A Father's Quest to Heal His Son
by Rupert Isaacson
I first found out about this book from Stuff As Dreams Are Made On. I've always been interested in reading about autism, and of course I love books about animals. So I was eager to pick this one up, especially after reading Wolf Totem, which is also set in Mongolia. Whereas Wolf Totem was all about the warlike side of Mongolian culture, and its interaction with wolves and other wildlife, The Horse Boy is a story of healing, about a people who embrace Buddhism and shamanism.
It began when Isaacson learned that his son Rowan was autistic. They tried many traditional therapies and diet changes; nothing seemed to help. At five years old Rowan failed to interact with other children, threw enormous temper tantrums, could barely communicate and was not toilet trained. His behavior was becoming harder and harder for his parents to manage. Then Isaacson took Rowan along to a convention of traditional healers from native tribes around the world, which he attended in capacity as a journalist. He was surprised and delighted to see Rowan's behavior improve at the convention. Later he found that Rowan, fascinated by all animals, seemed to have a special connection with a neighbor's horse- his temper tantrums dissipated and his communication improved while on horseback. He wondered if some kind of therapy involving horses and faith healing could help his son, and came up with a plan to take Rowan across Mongolia on horseback, to seek healing from their shamans.

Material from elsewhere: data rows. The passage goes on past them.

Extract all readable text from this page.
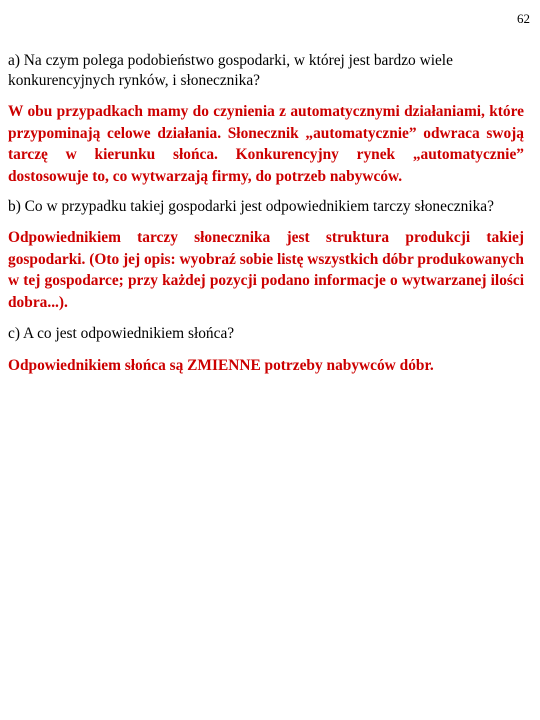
62

a) Na czym polega podobieństwo gospodarki, w której jest bardzo wiele konkurencyjnych rynków, i słonecznika?

W obu przypadkach mamy do czynienia z automatycznymi działaniami, które przypominają celowe działania. Słonecznik „automatycznie” odwraca swoją tarczę w kierunku słońca. Konkurencyjny rynek „automatycznie” dostosowuje to, co wytwarzają firmy, do potrzeb nabywców.

b) Co w przypadku takiej gospodarki jest odpowiednikiem tarczy słonecznika?

Odpowiednikiem tarczy słonecznika jest struktura produkcji takiej gospodarki. (Oto jej opis: wyobraź sobie listę wszystkich dóbr produkowanych w tej gospodarce; przy każdej pozycji podano informacje o wytwarzanej ilości dobra...).

c) A co jest odpowiednikiem słońca?

Odpowiednikiem słońca są ZMIENNE potrzeby nabywców dóbr.
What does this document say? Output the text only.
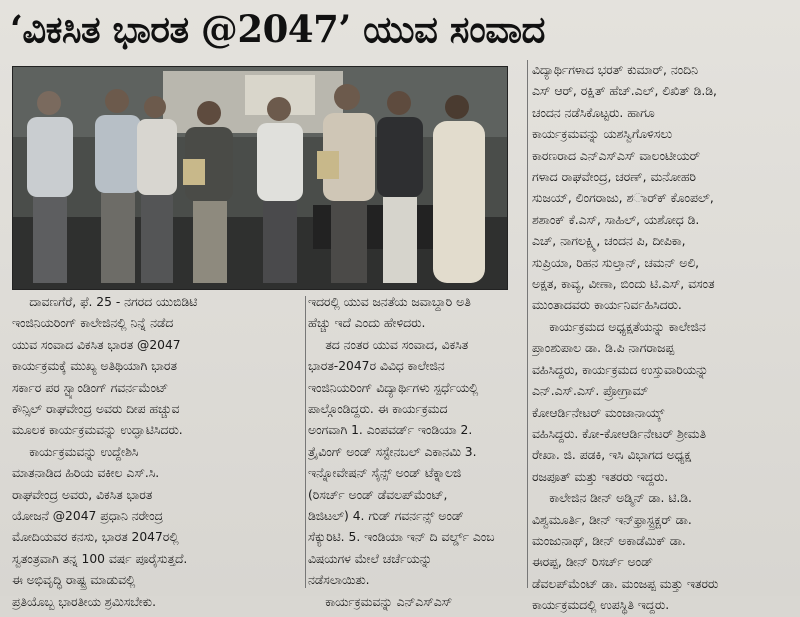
‘ವಿಕಸಿತ ಭಾರತ @2047’ ಯುವ ಸಂವಾದ
ದಾವಣಗೆರೆ, ಫೆ. 25 - ನಗರದ ಯುಬಿಡಿಟಿ
ಇಂಜಿನಿಯರಿಂಗ್ ಕಾಲೇಜಿನಲ್ಲಿ ನಿನ್ನೆ ನಡೆದ
ಯುವ ಸಂವಾದ ವಿಕಸಿತ ಭಾರತ @2047
ಕಾರ್ಯಕ್ರಮಕ್ಕೆ ಮುಖ್ಯ ಅತಿಥಿಯಾಗಿ ಭಾರತ
ಸರ್ಕಾರ ಪರ ಸ್ಟ್ಯಾಂಡಿಂಗ್ ಗವರ್ನಮೆಂಟ್
ಕೌನ್ಸಿಲ್ ರಾಘವೇಂದ್ರ ಅವರು ದೀಪ ಹಚ್ಚುವ
ಮೂಲಕ ಕಾರ್ಯಕ್ರಮವನ್ನು ಉದ್ಘಾಟಿಸಿದರು.
ಕಾರ್ಯಕ್ರಮವನ್ನು ಉದ್ದೇಶಿಸಿ
ಮಾತನಾಡಿದ ಹಿರಿಯ ವಕೀಲ ಎಸ್.ಸಿ.
ರಾಘವೇಂದ್ರ ಅವರು, ವಿಕಸಿತ ಭಾರತ
ಯೋಜನೆ @2047 ಪ್ರಧಾನಿ ನರೇಂದ್ರ
ಮೋದಿಯವರ ಕನಸು, ಭಾರತ 2047ರಲ್ಲಿ
ಸ್ವತಂತ್ರವಾಗಿ ತನ್ನ 100 ವರ್ಷ ಪೂರೈಸುತ್ತದೆ.
ಈ ಅಭಿವೃದ್ಧಿ ರಾಷ್ಟ್ರ ಮಾಡುವಲ್ಲಿ
ಪ್ರತಿಯೊಬ್ಬ ಭಾರತೀಯ ಶ್ರಮಿಸಬೇಕು.
ಇದರಲ್ಲಿ ಯುವ ಜನತೆಯ ಜವಾಬ್ದಾರಿ ಅತಿ
ಹೆಚ್ಚು ಇದೆ ಎಂದು ಹೇಳಿದರು.
ತದ ನಂತರ ಯುವ ಸಂವಾದ, ವಿಕಸಿತ
ಭಾರತ-2047ರ ವಿವಿಧ ಕಾಲೇಜಿನ
ಇಂಜಿನಿಯರಿಂಗ್ ವಿದ್ಯಾರ್ಥಿಗಳು ಸ್ಪರ್ಧೆಯಲ್ಲಿ
ಪಾಲ್ಗೊಂಡಿದ್ದರು. ಈ ಕಾರ್ಯಕ್ರಮದ
ಅಂಗವಾಗಿ 1. ಎಂಪವರ್ಡ್ ಇಂಡಿಯಾ 2.
ತ್ರೈವಿಂಗ್ ಅಂಡ್ ಸಸ್ಟೇನಬಲ್ ಎಕಾನಮಿ 3.
ಇನ್ನೋವೇಷನ್ ಸೈನ್ಸ್ ಅಂಡ್ ಟೆಕ್ನಾಲಜಿ
(ರಿಸರ್ಚ್ ಅಂಡ್ ಡೆವಲಪ್‌ಮೆಂಟ್,
ಡಿಜಿಟಲ್) 4. ಗುಡ್ ಗವರ್ನನ್ಸ್ ಅಂಡ್
ಸೆಕ್ಯುರಿಟಿ. 5. ಇಂಡಿಯಾ ಇನ್ ದಿ ವರ್ಲ್ಡ್ ಎಂಬ
ವಿಷಯಗಳ ಮೇಲೆ ಚರ್ಚೆಯನ್ನು
ನಡೆಸಲಾಯಿತು.
ಕಾರ್ಯಕ್ರಮವನ್ನು ಎನ್‌ಎಸ್‌ಎಸ್
ವಿದ್ಯಾರ್ಥಿಗಳಾದ ಭರತ್ ಕುಮಾರ್, ನಂದಿನಿ
ಎಸ್ ಆರ್, ರಕ್ಷಿತ್ ಹೆಚ್.ಎಲ್, ಲಿಖಿತ್ ಡಿ.ಡಿ,
ಚಂದನ ನಡೆಸಿಕೊಟ್ಟರು. ಹಾಗೂ
ಕಾರ್ಯಕ್ರಮವನ್ನು ಯಶಸ್ವಿಗೊಳಿಸಲು
ಕಾರಣರಾದ ಎನ್‌ಎಸ್‌ಎಸ್ ವಾಲಂಟೀಯರ್
ಗಳಾದ ರಾಘವೇಂದ್ರ, ಚರಣ್, ಮನೋಹರಿ
ಸುಜಯ್, ಲಿಂಗರಾಜು, ಶರ್ಾಕ್ ಕೊಂಪಲ್,
ಶಶಾಂಕ್ ಕೆ.ಎಸ್, ಸಾಹಿಲ್, ಯಶೋಧ ಡಿ.
ಎಚ್, ನಾಗಲಕ್ಷ್ಮಿ, ಚಂದನ ಪಿ, ದೀಪಿಕಾ,
ಸುಪ್ರಿಯಾ, ರಿಹನ ಸುಲ್ತಾನ್, ಚಮನ್ ಅಲಿ,
ಅಕ್ಷತ, ಕಾವ್ಯ, ವೀಣಾ, ಬಿಂದು ಟಿ.ಎಸ್, ವಸಂತ
ಮುಂತಾದವರು ಕಾರ್ಯನಿರ್ವಹಿಸಿದರು.
ಕಾರ್ಯಕ್ರಮದ ಅಧ್ಯಕ್ಷತೆಯನ್ನು ಕಾಲೇಜಿನ
ಪ್ರಾಂಶುಪಾಲ ಡಾ. ಡಿ.ಪಿ ನಾಗರಾಜಪ್ಪ
ವಹಿಸಿದ್ದರು, ಕಾರ್ಯಕ್ರಮದ ಉಸ್ತುವಾರಿಯನ್ನು
ಎನ್.ಎಸ್.ಎಸ್. ಪ್ರೋಗ್ರಾಮ್
ಕೋಆರ್ಡಿನೇಟರ್ ಮಂಜಾನಾಯ್ಕ್
ವಹಿಸಿದ್ದರು. ಕೋ-ಕೋಆರ್ಡಿನೇಟರ್ ಶ್ರೀಮತಿ
ರೇಖಾ. ಜಿ. ಪಡಕಿ, ಇಸಿ ವಿಭಾಗದ ಅಧ್ಯಕ್ಷ
ರಜಪೂತ್ ಮತ್ತು ಇತರರು ಇದ್ದರು.
ಕಾಲೇಜಿನ ಡೀನ್ ಅಡ್ಮಿನ್ ಡಾ. ಟಿ.ಡಿ.
ವಿಶ್ವಮೂರ್ತಿ, ಡೀನ್ ಇನ್‌ಫ್ರಾಸ್ಟ್ರಕ್ಚರ್ ಡಾ.
ಮಂಜುನಾಥ್, ಡೀನ್ ಅಕಾಡೆಮಿಕ್ ಡಾ.
ಈರಪ್ಪ, ಡೀನ್ ರಿಸರ್ಚ್ ಅಂಡ್
ಡೆವಲಪ್‌ಮೆಂಟ್ ಡಾ. ಮಂಜಪ್ಪ ಮತ್ತು ಇತರರು
ಕಾರ್ಯಕ್ರಮದಲ್ಲಿ ಉಪಸ್ಥಿತಿ ಇದ್ದರು.
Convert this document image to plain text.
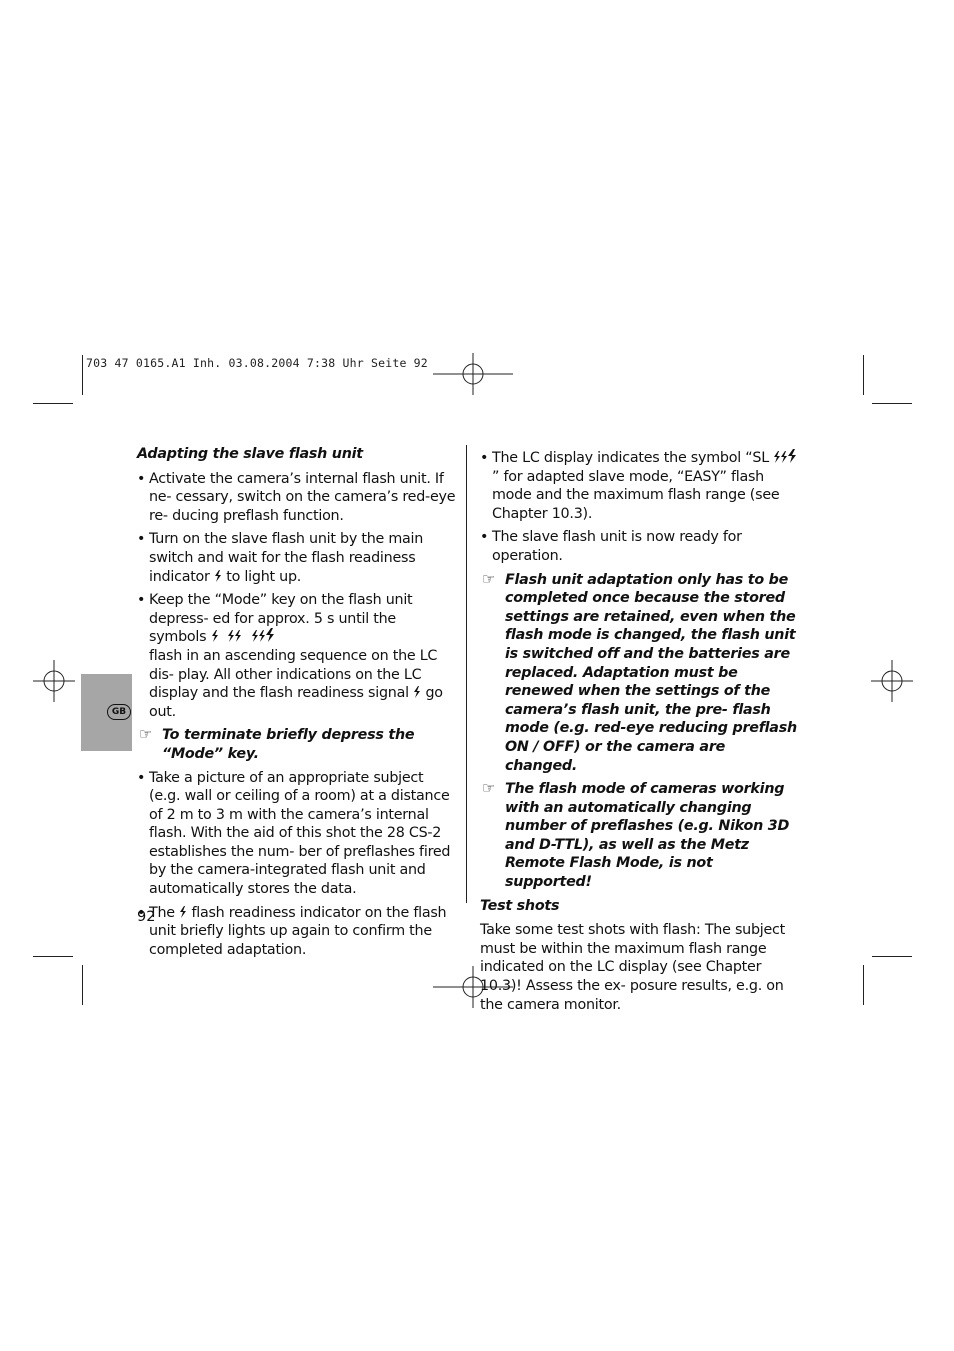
703 47 0165.A1 Inh. 03.08.2004 7:38 Uhr Seite 92
GB
Adapting the slave flash unit
• Activate the camera’s internal flash unit. If ne- cessary, switch on the camera’s red-eye re- ducing preflash function.
• Turn on the slave flash unit by the main switch and wait for the flash readiness indicator to light up.
• Keep the “Mode” key on the flash unit depress- ed for approx. 5 s until the symbols
flash in an ascending sequence on the LC dis- play. All other indications on the LC display and the flash readiness signal go out.
☞ To terminate briefly depress the “Mode” key.
• Take a picture of an appropriate subject (e.g. wall or ceiling of a room) at a distance of 2 m to 3 m with the camera’s internal flash. With the aid of this shot the 28 CS-2 establishes the num- ber of preflashes fired by the camera-integrated flash unit and automatically stores the data.
• The flash readiness indicator on the flash unit briefly lights up again to confirm the completed adaptation.
• The LC display indicates the symbol “SL ” for adapted slave mode, “EASY” flash mode and the maximum flash range (see Chapter 10.3).
• The slave flash unit is now ready for operation.
☞ Flash unit adaptation only has to be completed once because the stored settings are retained, even when the flash mode is changed, the flash unit is switched off and the batteries are replaced. Adaptation must be renewed when the settings of the camera’s flash unit, the pre- flash mode (e.g. red-eye reducing preflash ON / OFF) or the camera are changed.
☞ The flash mode of cameras working with an automatically changing number of preflashes (e.g. Nikon 3D and D-TTL), as well as the Metz Remote Flash Mode, is not supported!
Test shots
Take some test shots with flash: The subject must be within the maximum flash range indicated on the LC display (see Chapter 10.3)! Assess the ex- posure results, e.g. on the camera monitor.
92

It is an incredible journey to read about. The family traveled over vast stretches of steppes, treacherous bogs and mountain passes, pausing to visit sacred lakes, streams, and shamans along the way. The trip was fraught with difficulties, not the least that Rowan often refused to get on a horse at all, and threw screaming tantrums at transition points. And by the end of it all, although their son was still very much autistic, he had made incredible strides, including making friends with other children for the first time in his life.
It's amazing what this family went through to try and help their son. At the same time, it was often a dull read for me. There's nothing spectacular about the writing or descriptions. The story seemed to focus more on the parents' frustrations and difficulties, especially when things did not go the way they had envisioned, than on Rowan himself, or his relationship with the horses, which was what I had looked forward to reading about. It's a painfully honest story, one that still leaves me feeling skeptical: was Rowan really healed by the shaman's rituals? was he responding positively to being in nature and around animals? or were his improvements something that would have occurred anyways, whether in Outer Mongolia or at home? No one can say. While I greatly admire the family for the incredible lengths they went to (upon returning home Isaacson also established an equestrian therapy program for autistic children) the book itself was just not very engaging for me.
I borrowed this book from the public library.